Let $\Omega$ be an open set in $\mathbb{R}^n$ and $E$ a Borel set. The relative perimeter of $E$ w.r.t. $\Omega$ is defined as $$P(E,\Omega)=\sup\left\{\int_{\Omega}\chi_E(x) \mathrm{div}\boldsymbol{\phi}(x) \, \mathrm{d}x : \boldsymbol{\phi}\in C_c^1(\Omega,\mathbb{R}^n),\ \|\boldsymbol{\phi}\|_{L^\infty(\Omega)}\le 1\right\},$$ see here https://en.wikipedia.org/wiki/Caccioppoli_set.
Suppose that $E\cap \Omega$ is non-empty. Is $P(E,\Omega)=P(E\cap \Omega,\mathbb{R}^n)$? Or is $P(E,\Omega)=P(E\cap \Omega,\mathbb{R}^n)$+some (n-1)-dimensional Hausdorff measure?
It is $$P(E\cap \Omega,\mathbb{R}^n)=\sup\left\{\int_{\mathbb{R}^n}\chi_{E\cap\Omega}(x) \mathrm{div}\boldsymbol{\psi}(x) \, \mathrm{d}x : \boldsymbol{\psi}\in C_c^1(\mathbb{R}^n,\mathbb{R}^n),\ \|\boldsymbol{\phi}\|_{L^\infty(\mathbb{R}^n)}\le 1\right\}$$ $$=\sup\left\{\int_{\mathbb{R}^n}\chi_{E}\chi_{\Omega}(x) \mathrm{div}\boldsymbol{\psi}(x) \, \mathrm{d}x : \boldsymbol{\psi}\in C_c^1(\mathbb{R}^n,\mathbb{R}^n),\ \|\boldsymbol{\phi}\|_{L^\infty(\mathbb{R}^n)}\le 1\right\}$$ $$=\sup\left\{\int_{\Omega}\chi_{E}(x) \mathrm{div}\boldsymbol{\psi}(x) \, \mathrm{d}x : \boldsymbol{\psi}\in C_c^1(\mathbb{R}^n,\mathbb{R}^n),\ \|\boldsymbol{\phi}\|_{L^\infty(\mathbb{R}^n)}\le 1\right\}$$ From there I conclude $P(E,\Omega)\le P(E\cap \Omega,\mathbb{R}^n)$. However, does $P(E,\Omega)\ge P(E\cap \Omega,\mathbb{R}^n)$ hold? Or how do the perimeters relate?

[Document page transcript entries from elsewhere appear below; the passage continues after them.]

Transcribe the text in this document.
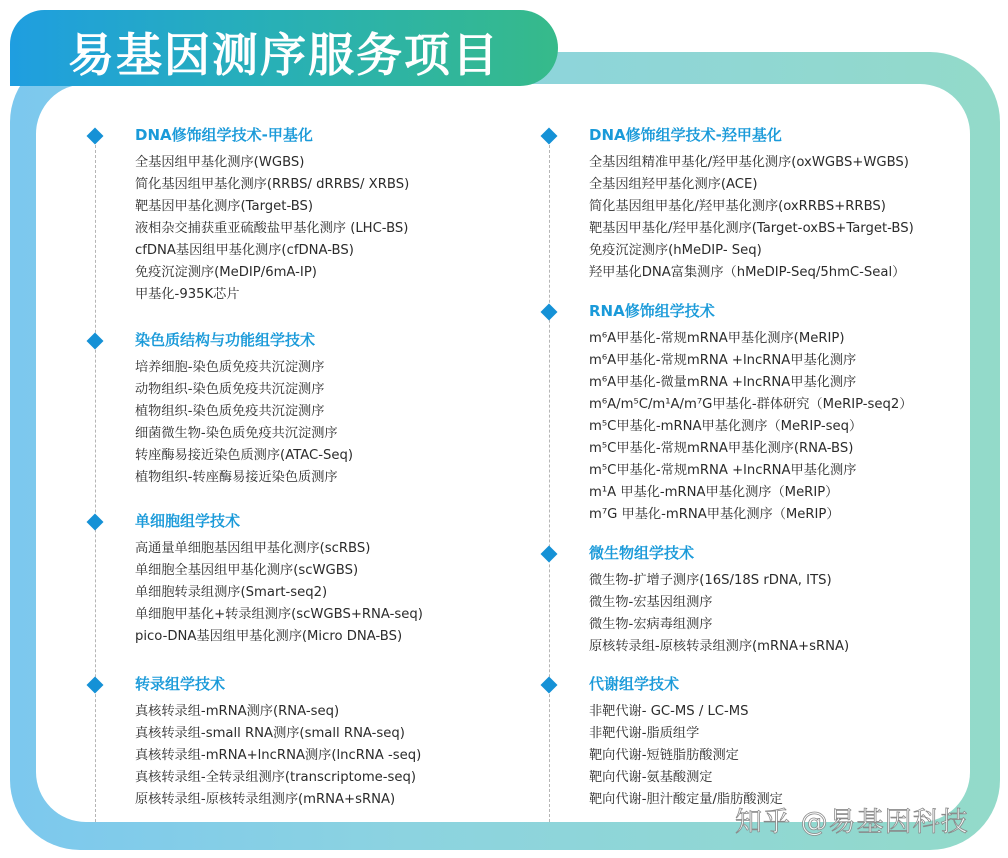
易基因测序服务项目
DNA修饰组学技术-甲基化
全基因组甲基化测序(WGBS)
简化基因组甲基化测序(RRBS/ dRRBS/ XRBS)
靶基因甲基化测序(Target-BS)
液相杂交捕获重亚硫酸盐甲基化测序 (LHC-BS)
cfDNA基因组甲基化测序(cfDNA-BS)
免疫沉淀测序(MeDIP/6mA-IP)
甲基化-935K芯片
染色质结构与功能组学技术
培养细胞-染色质免疫共沉淀测序
动物组织-染色质免疫共沉淀测序
植物组织-染色质免疫共沉淀测序
细菌微生物-染色质免疫共沉淀测序
转座酶易接近染色质测序(ATAC-Seq)
植物组织-转座酶易接近染色质测序
单细胞组学技术
高通量单细胞基因组甲基化测序(scRBS)
单细胞全基因组甲基化测序(scWGBS)
单细胞转录组测序(Smart-seq2)
单细胞甲基化+转录组测序(scWGBS+RNA-seq)
pico-DNA基因组甲基化测序(Micro DNA-BS)
转录组学技术
真核转录组-mRNA测序(RNA-seq)
真核转录组-small RNA测序(small RNA-seq)
真核转录组-mRNA+lncRNA测序(lncRNA -seq)
真核转录组-全转录组测序(transcriptome-seq)
原核转录组-原核转录组测序(mRNA+sRNA)
DNA修饰组学技术-羟甲基化
全基因组精准甲基化/羟甲基化测序(oxWGBS+WGBS)
全基因组羟甲基化测序(ACE)
简化基因组甲基化/羟甲基化测序(oxRRBS+RRBS)
靶基因甲基化/羟甲基化测序(Target-oxBS+Target-BS)
免疫沉淀测序(hMeDIP- Seq)
羟甲基化DNA富集测序（hMeDIP-Seq/5hmC-Seal）
RNA修饰组学技术
m⁶A甲基化-常规mRNA甲基化测序(MeRIP)
m⁶A甲基化-常规mRNA +lncRNA甲基化测序
m⁶A甲基化-微量mRNA +lncRNA甲基化测序
m⁶A/m⁵C/m¹A/m⁷G甲基化-群体研究（MeRIP-seq2）
m⁵C甲基化-mRNA甲基化测序（MeRIP-seq）
m⁵C甲基化-常规mRNA甲基化测序(RNA-BS)
m⁵C甲基化-常规mRNA +lncRNA甲基化测序
m¹A 甲基化-mRNA甲基化测序（MeRIP）
m⁷G 甲基化-mRNA甲基化测序（MeRIP）
微生物组学技术
微生物-扩增子测序(16S/18S rDNA, ITS)
微生物-宏基因组测序
微生物-宏病毒组测序
原核转录组-原核转录组测序(mRNA+sRNA)
代谢组学技术
非靶代谢- GC-MS / LC-MS
非靶代谢-脂质组学
靶向代谢-短链脂肪酸测定
靶向代谢-氨基酸测定
靶向代谢-胆汁酸定量/脂肪酸测定
知乎 @易基因科技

They aren't the same. It helps to use sets with elementary geometry so that "perimeter" has its usual meaning.
As an example, let $\Omega$ be the open unit disk in $\mathbb R^2$ and let $E$ be the right-half of $\Omega$: $$E = \{(x,y) : x^2 + y^2 < 1,\ x \ge 0\}.$$
The portion of the boundary of $E$ inside $\Omega$ is a vertical segment with length $2$ so that $P(E,\Omega) = 2$.
On the other hand, the boundary of $E$ consists of that vertical line segment along with a semicircle. Since $E \cap \Omega = E$ you get $P(E \cap \Omega) = P(E) = 2 + \pi$.